In the ceremony of White
The cyclamen girl would answer
To her name
Aphrodite!
Gives rote answers
About promises
Of the godfathers
Ave Maria!
Remembering
First the drums
Then the women
Called out her name
Atabey!
Her other name
Oshun!
As she whirls
Into the circle of grief
For her fleeting childhood
Passed like the blood
Of her first menses
Quick and painful
Name her
Rhythm!
Song!
Drum!
Mahogany-tipped breast catches
The glare of the fires
Women of the moon feast and fast
And feast again
Name her
Aphrodite! Mary! Atabey!
Orehu! Yemoja!
Oshun!
For her newly arrived wound
Name her!
– M NourbeSe Philip
A transfiguration can be many things. The word itself suggests a certain shape-shifting quality with infinite artistic possibilities when exposed to the imagination, and especially the poetic imagination. But basically it means change of form or appearance.
It has, however, been appropriated by Christianity and has become known and commonly associated with that religion, as a term belonging to the faith and refers to the Transfiguration of Christ.

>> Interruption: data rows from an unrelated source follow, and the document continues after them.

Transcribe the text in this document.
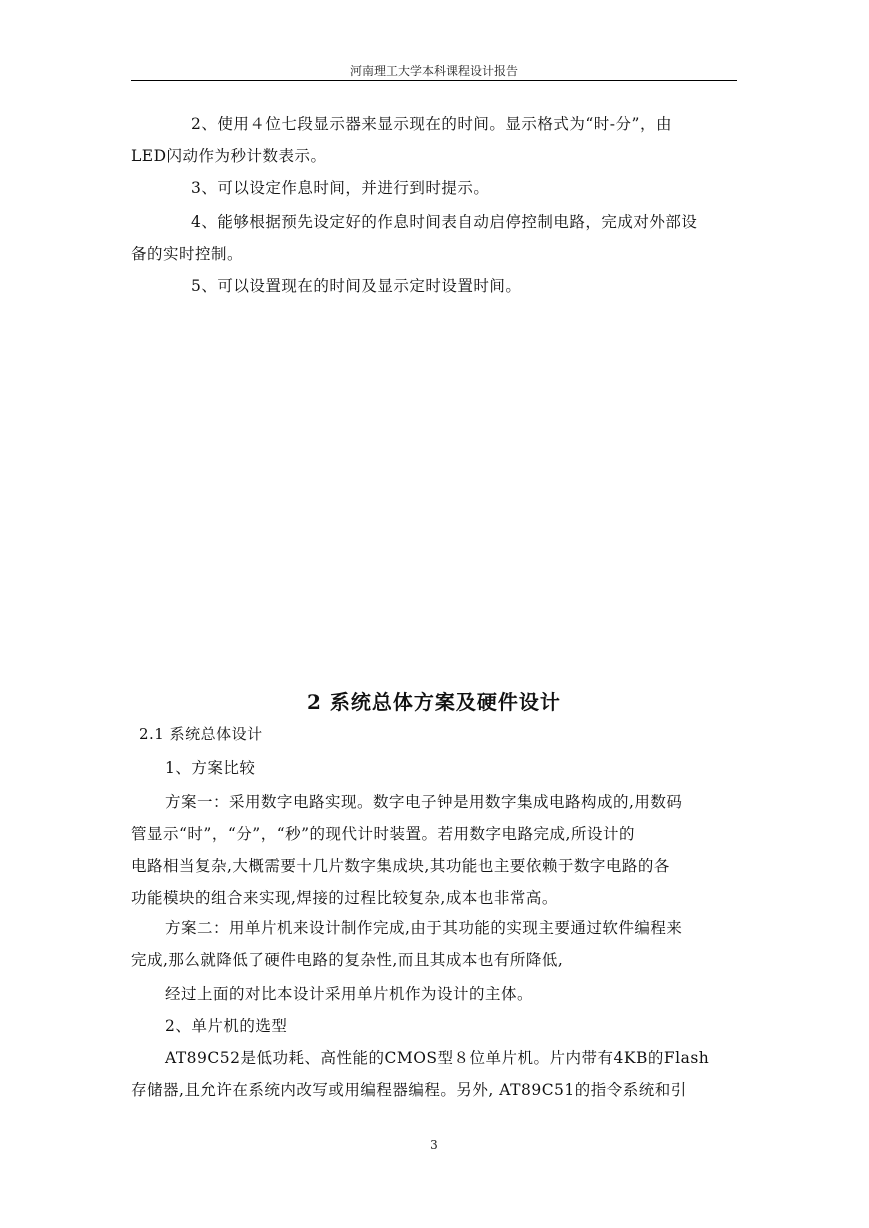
河南理工大学本科课程设计报告
2、使用４位七段显示器来显示现在的时间。显示格式为“时-分”，由
LED闪动作为秒计数表示。
3、可以设定作息时间，并进行到时提示。
4、能够根据预先设定好的作息时间表自动启停控制电路，完成对外部设
备的实时控制。
5、可以设置现在的时间及显示定时设置时间。
2 系统总体方案及硬件设计
2.1 系统总体设计
1、方案比较
方案一：采用数字电路实现。数字电子钟是用数字集成电路构成的,用数码
管显示“时”，“分”，“秒”的现代计时装置。若用数字电路完成,所设计的
电路相当复杂,大概需要十几片数字集成块,其功能也主要依赖于数字电路的各
功能模块的组合来实现,焊接的过程比较复杂,成本也非常高。
方案二：用单片机来设计制作完成,由于其功能的实现主要通过软件编程来
完成,那么就降低了硬件电路的复杂性,而且其成本也有所降低,
经过上面的对比本设计采用单片机作为设计的主体。
2、单片机的选型
AT89C52是低功耗、高性能的CMOS型８位单片机。片内带有4KB的Flash
存储器,且允许在系统内改写或用编程器编程。另外, AT89C51的指令系统和引
3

The story narrated in the Bible, Matthew 17: 1-9, tells about the elevation of Jesus before his ascension into heaven after the resurrection.
This poem exploits the religious reference, but transcends the Christian and engages other faiths, and traditions. It also plays on extended meanings of the word to involve transformation and even the concept of the transmigration of the soul. But basically it is a poem about a rite of passage, which is a formal ritual or observation of tradition in different societies to mark a human change – the passing of a person from one state or stage of life into another. The poem is most likely dramatising a ritual of puberty for a young girl; or it is a naming ceremony. But it is done in modernist poetic form.

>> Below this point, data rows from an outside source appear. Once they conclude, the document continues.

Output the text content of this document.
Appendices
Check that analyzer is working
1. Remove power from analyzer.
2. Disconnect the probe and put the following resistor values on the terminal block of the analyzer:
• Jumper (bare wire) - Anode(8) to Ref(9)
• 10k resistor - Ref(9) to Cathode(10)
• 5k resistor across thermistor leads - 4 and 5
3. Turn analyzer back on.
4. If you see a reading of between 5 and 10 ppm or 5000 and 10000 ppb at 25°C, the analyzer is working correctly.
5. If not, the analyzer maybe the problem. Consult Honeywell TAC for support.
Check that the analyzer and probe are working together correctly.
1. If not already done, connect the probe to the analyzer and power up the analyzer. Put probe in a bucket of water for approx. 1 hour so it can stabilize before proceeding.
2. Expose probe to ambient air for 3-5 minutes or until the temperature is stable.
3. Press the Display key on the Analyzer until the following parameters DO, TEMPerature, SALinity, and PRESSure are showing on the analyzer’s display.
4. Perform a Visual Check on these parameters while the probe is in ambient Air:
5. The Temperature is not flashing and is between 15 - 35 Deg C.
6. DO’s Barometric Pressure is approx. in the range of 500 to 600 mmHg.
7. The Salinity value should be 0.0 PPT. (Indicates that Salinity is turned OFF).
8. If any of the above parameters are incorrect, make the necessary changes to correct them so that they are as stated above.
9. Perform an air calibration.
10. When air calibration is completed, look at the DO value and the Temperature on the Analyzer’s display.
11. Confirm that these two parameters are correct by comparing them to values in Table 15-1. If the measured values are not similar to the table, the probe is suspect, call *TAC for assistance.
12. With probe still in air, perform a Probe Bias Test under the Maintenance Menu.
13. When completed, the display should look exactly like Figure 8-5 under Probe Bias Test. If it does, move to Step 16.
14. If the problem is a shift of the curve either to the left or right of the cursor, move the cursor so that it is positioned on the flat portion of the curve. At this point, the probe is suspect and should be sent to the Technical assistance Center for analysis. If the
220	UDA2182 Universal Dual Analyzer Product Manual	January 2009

The artist is Canadian poet, novelist, and essayist Merlene Nourbese Philip, who identifies herself as M NourbeSe Philip. She was born in Tobago and studied at the UWI before leaving Trinidad for Canada in 1968. She is an Attorney-at-Law but gave up the practice to be a full-time writer. She is quite celebrated and decorated, especially for the novel Harriet’s Daughter (1983) and the collection of poetry She Tries Her Tongue, Her Silence Softly Breaks (1989), which won the Casa de las Americas Award.
Philip is an activist against racism and is known for taking on social issues in her work. She is also praised for her innovative and radical use of language and form, especially for such constructs and exhortations as:
. . . and English is
my mother tongue
is
my father tongue
is a foreign lan lan lang
language
l/anguish
anguish…
But this innovative form was characteristic of Kamau Brathwaite decades ago. What Philip has made great strides in and has truly made hers are her bold excursions into linguistic and formal post-modernism as in the title poem of her famous collection, “She Tries Her Tongue, Her Silence Softly Breaks”. It is the kind of linguistic and dramatic distinction found in “Transfiguration”. This poem, in a way, dramatises the quotation from Ovid’s The Metamorphoses that Philip uses in the title poem: “All things are alter’d, nothing is destroyed”.

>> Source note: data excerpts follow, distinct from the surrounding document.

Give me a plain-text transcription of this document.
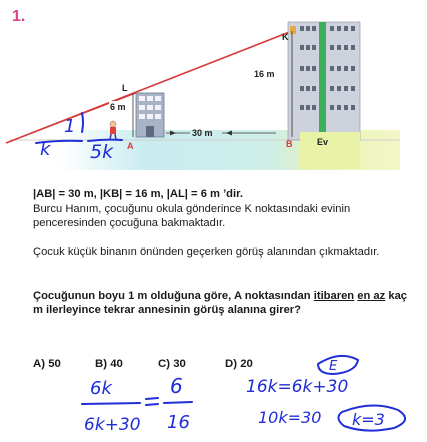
1.
6 m
L
A
30 m
16 m
K
B	Ev
1
k 5k

|AB| = 30 m, |KB| = 16 m, |AL| = 6 m ’dir.

Burcu Hanım, çocuğunu okula gönderince K noktasındaki evinin penceresinden çocuğuna bakmaktadır.

Çocuk küçük binanın önünden geçerken görüş alanından çıkmaktadır.

Çocuğunun boyu 1 m olduğuna göre, A noktasından itibaren en az kaç m ilerleyince tekrar annesinin görüş alanına girer?

A) 50	B) 40	C) 30	D) 20	E
6k
6k+30
6
16
16k=6k+30
10k=30 k=3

The theme and concept of transformation and that of transmigration run through “Transfiguration” cleverly and unobtrusively. It is a rite of passage in which the traditional and indigenous blend expertly with the European religion and mythology. It is a “ceremony of White” – significant in the traditional, spiritual colour coding, and the girl at the centre of it is “cyclamen” – presented as a plant with early blooming flowers. It is, therefore, a ritual of puberty, and the Greek goddess Aphrodite, associated with love, beauty, and fertility is invoked.
In a kind of antithesis, the girl also becomes the incorporation of the Christian Holy Mary in the reference to “Ave Maria”, and almost in the same breath, to African deities. Oshun is a Yoruba goddess, the opposite of “Maria”, but not far removed from Aphrodite. But as far as spiritual ritual is concerned, she is also associated with water and purity, and is a river Orisha. She is very prominent in Orisha worship and in the Shango religion in Trinidad and the Eastern Caribbean. There is further reference to Yemoja, who is also a Yoruba goddess of water – of rivers. In other sources she is called Yemanja.
Clearly, Philip is drawing on her Trinidad and Tobago background, since these traditional spiritual references are all found in the Orisha and Shango tradition in that country.
The poem also takes us through “rhythm, song, drum”, all important to the celebration, the possession experiences of that religion and its ceremonies.
Yet, this is all being compared to the Transfiguration. The poem is of the sublime experience. The transformation from one state of life to another is an elevation for the girl at the centre of it. Additionally, the poem is a naming ceremony. This also draws on the traditional spiritual because a name gives identity. Here, a name is not just a word, but a form of existence. In some societies a name is even an acknowledgement that the subject is human or has been inducted into the family of humans. The implications of this poem “Transfiguration” are wide, infinite and inspiring.